In one of our studies, we asked college students to look at a photo of a stranger and estimate that person’s weight. We told them that they would receive a $1 bonus per photo if they came within 10 pounds of the right answer. After completing the initial task, some participants were shown an anxiety-inducing clip from the movie Vertical Limit; the rest watched a “neutral” clip from a National Geographic documentary about fish in the Great Barrier Reef. Next, students rated their self-confidence and then completed another round of weight estimates. But before being shown the photographs again, the students indicated whether they wanted to receive advice from someone else before making their guesses. Those put in an anxious state by the movie clip felt less confident than those who watched the nature documentary. Ninety percent of those in the anxiety condition opted to seek advice; only 72% of those in the neutral state did. Those in the anxious state were also more likely to take the advice they were given.
This might not be a problem — except that anxiety also impairs our ability to accurately judge the quality of the advice we received. In a follow-up to the above experiment, my colleagues and I had another group of participants write about an experience from the past that made them anxious or about their last visit to the grocery store (typically a neutral experience) and then estimate the number of coins in a jar. This time, some participants were given bad advice; others were given good advice (i.e., they received accurate estimates of the number of coins). Those who were in a neutral state were more likely to take advice when it was good rather than bad. But anxious participants tended to make no such distinction. Anxiety reduced their ability to discern between good and bad advice.
These two tendencies — being more receptive to advice and less discriminating — can combine in a way that can be harmful. In fact, in a similar study, we found that people who were made to feel anxious were more open to, and more likely to rely on, advice even when they knew that the person offering it had a conflict of interest — that is, when he or she would benefit financially from the participant taking the advice.
The anxiety we triggered in our experiments was relatively mild.

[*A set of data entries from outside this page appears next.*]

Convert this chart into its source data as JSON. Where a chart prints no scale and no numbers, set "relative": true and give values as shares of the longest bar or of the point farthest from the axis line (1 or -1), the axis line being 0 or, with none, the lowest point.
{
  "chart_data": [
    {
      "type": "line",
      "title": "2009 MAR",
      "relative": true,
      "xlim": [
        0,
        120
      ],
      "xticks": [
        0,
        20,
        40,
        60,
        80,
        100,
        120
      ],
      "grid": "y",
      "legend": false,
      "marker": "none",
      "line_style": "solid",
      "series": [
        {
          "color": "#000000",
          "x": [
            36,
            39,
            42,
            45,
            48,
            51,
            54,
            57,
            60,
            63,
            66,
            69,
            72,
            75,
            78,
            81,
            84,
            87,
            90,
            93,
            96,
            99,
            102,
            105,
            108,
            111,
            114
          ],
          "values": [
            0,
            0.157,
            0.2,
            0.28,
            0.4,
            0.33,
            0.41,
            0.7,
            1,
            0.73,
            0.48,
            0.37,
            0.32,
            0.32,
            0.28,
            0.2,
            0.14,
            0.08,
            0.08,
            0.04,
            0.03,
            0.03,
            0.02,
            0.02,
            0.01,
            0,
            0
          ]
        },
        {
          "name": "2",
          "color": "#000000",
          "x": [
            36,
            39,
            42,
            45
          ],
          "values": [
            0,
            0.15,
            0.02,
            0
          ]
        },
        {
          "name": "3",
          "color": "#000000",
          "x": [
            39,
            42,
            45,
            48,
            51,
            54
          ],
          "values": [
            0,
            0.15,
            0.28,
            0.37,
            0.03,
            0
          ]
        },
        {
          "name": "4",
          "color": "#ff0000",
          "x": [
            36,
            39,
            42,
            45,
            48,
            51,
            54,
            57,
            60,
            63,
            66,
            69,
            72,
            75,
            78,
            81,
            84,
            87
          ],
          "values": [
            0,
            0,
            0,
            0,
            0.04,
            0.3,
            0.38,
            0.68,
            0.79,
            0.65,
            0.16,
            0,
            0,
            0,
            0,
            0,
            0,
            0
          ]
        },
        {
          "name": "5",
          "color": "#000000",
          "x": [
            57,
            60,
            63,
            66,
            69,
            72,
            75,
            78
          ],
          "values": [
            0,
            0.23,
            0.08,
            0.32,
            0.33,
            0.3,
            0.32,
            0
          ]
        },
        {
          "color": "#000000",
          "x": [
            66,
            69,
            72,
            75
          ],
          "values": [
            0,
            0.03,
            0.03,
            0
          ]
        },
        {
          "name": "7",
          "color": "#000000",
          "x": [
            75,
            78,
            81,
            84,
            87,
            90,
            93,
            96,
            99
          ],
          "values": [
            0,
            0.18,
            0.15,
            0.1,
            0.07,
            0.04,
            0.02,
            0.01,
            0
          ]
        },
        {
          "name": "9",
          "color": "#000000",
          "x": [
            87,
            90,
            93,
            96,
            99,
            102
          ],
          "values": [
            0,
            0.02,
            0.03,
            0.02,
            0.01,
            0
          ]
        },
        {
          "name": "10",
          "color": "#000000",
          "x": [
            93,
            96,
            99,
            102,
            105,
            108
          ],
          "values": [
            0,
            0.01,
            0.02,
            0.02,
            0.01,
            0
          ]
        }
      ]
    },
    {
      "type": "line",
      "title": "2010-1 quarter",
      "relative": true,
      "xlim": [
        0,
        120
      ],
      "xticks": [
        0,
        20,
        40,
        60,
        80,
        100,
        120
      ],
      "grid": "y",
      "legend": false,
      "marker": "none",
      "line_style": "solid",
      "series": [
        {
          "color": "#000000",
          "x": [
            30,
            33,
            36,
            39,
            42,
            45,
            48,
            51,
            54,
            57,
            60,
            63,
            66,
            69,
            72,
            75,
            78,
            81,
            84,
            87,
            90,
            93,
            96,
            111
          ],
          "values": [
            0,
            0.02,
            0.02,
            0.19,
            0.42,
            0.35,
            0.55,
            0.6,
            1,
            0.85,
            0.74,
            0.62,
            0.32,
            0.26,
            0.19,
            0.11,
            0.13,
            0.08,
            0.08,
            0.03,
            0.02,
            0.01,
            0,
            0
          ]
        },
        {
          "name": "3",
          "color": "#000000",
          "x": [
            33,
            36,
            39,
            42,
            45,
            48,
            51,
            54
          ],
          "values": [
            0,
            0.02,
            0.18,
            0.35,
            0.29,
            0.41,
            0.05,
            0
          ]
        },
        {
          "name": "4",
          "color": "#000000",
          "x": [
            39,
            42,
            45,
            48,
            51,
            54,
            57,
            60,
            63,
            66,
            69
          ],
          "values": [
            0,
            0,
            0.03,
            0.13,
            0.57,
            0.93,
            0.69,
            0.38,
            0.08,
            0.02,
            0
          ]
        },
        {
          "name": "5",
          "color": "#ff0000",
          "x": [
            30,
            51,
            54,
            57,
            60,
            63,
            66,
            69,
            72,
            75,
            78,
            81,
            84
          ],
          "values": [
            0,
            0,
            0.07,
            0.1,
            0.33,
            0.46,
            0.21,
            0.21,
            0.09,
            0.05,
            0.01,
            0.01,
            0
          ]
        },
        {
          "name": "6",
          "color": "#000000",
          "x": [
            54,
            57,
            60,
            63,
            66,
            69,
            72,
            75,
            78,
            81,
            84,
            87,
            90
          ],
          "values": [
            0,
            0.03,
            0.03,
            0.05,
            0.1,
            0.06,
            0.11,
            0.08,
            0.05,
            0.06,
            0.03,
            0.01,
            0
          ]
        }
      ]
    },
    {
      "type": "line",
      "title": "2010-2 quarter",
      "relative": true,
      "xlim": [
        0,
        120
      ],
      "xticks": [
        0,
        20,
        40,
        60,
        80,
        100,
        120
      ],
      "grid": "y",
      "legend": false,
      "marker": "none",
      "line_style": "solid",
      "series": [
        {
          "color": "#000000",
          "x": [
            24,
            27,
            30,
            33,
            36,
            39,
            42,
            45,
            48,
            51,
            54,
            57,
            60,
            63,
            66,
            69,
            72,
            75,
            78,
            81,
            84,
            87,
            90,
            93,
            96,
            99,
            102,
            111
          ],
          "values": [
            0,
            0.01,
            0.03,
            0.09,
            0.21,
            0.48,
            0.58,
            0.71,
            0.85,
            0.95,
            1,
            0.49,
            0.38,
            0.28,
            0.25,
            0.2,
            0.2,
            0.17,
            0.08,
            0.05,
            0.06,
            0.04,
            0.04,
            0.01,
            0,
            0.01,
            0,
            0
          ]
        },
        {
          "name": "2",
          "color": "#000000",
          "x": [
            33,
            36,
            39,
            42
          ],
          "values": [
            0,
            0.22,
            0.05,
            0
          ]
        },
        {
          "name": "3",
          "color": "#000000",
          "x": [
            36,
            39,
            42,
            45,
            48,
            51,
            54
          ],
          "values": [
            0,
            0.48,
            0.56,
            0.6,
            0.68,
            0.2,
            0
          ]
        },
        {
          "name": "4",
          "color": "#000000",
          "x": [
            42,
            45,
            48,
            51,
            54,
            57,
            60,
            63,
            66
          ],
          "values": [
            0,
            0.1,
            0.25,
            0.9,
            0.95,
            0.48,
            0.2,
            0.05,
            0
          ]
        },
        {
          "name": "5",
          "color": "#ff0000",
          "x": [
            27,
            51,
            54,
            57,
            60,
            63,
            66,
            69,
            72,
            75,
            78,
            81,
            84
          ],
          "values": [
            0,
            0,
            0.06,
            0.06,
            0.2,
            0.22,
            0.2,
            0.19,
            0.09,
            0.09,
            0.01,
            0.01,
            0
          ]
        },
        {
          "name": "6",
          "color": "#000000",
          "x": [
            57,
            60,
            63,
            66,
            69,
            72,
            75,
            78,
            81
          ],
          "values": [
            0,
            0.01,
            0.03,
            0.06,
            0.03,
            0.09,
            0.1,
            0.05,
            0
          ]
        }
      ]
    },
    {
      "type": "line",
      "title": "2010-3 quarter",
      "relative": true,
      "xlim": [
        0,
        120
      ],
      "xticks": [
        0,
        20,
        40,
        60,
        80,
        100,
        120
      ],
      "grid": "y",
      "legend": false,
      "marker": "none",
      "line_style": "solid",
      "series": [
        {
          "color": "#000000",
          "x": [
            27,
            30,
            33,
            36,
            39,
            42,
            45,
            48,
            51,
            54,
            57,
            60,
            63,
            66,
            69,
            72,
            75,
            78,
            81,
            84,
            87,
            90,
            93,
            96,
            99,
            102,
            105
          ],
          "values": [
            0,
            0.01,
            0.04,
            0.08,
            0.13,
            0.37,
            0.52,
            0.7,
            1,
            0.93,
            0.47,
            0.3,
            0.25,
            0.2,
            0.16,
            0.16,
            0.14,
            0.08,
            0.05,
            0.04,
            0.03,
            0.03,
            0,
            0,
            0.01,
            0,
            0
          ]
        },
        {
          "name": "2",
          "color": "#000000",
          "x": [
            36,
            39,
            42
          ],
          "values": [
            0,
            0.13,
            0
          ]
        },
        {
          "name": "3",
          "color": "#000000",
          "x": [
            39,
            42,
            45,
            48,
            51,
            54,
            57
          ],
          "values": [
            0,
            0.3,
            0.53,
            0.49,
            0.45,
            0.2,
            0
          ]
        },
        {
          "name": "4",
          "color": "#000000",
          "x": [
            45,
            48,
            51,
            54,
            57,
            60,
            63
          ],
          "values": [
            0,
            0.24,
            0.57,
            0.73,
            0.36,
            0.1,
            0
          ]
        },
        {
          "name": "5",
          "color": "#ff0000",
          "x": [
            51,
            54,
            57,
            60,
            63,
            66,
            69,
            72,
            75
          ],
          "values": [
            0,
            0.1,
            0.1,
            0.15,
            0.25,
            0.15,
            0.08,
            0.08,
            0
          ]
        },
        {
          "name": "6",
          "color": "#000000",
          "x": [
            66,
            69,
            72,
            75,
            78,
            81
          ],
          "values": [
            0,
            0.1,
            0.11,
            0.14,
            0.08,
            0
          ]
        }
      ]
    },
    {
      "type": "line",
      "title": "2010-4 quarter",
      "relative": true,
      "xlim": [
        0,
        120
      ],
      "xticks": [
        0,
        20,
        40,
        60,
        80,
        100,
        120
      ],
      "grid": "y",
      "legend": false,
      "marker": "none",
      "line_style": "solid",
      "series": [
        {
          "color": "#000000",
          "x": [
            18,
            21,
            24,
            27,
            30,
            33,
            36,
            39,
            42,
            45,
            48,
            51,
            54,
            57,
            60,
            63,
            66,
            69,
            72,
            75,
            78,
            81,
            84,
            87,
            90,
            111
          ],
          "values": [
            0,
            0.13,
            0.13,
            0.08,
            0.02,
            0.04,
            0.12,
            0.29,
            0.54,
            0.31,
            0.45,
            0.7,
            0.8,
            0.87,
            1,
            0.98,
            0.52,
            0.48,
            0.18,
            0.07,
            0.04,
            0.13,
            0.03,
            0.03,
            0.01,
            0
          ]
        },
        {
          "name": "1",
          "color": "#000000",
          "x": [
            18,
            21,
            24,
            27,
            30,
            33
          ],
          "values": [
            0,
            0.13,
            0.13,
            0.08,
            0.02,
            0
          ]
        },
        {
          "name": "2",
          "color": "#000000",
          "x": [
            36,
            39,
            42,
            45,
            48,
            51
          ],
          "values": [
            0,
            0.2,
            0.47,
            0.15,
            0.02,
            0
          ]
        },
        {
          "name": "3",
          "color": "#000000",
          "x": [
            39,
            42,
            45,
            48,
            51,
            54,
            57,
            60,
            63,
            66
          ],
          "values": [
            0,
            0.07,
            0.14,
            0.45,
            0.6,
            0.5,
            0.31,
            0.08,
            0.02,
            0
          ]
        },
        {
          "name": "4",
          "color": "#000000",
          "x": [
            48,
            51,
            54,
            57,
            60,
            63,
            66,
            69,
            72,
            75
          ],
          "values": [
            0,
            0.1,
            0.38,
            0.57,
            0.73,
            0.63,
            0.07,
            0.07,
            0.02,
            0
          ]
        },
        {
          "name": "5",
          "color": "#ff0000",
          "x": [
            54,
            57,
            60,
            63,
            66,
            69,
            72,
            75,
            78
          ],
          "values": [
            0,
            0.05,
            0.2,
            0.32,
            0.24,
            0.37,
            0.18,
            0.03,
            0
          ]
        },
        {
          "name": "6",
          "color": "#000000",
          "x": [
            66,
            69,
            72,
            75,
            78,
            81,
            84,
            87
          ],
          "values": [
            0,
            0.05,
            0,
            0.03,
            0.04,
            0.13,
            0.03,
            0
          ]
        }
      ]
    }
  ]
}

By contrast, the anxiety prompted by high-stake decisions can be so great that it can overwhelm our careful plans and analysis.
Eliminating the emotional turmoil of high-stakes decisions may not be always possible, but there are ways to minimize your likelihood of falling prey to bad advice.
Refrain from making major decisions until you are in a relaxed state and can clearly reflect on the matter at hand.
Avoid making a quick decision or obsessing over details. Using a metaphor from golfing, rather than focusing on the endless details of the perfect shot — such as the correct club, proper grip, turning your shoulders just so, and so on — it may be more helpful to focus on the more important outcome: where you want the shot to land.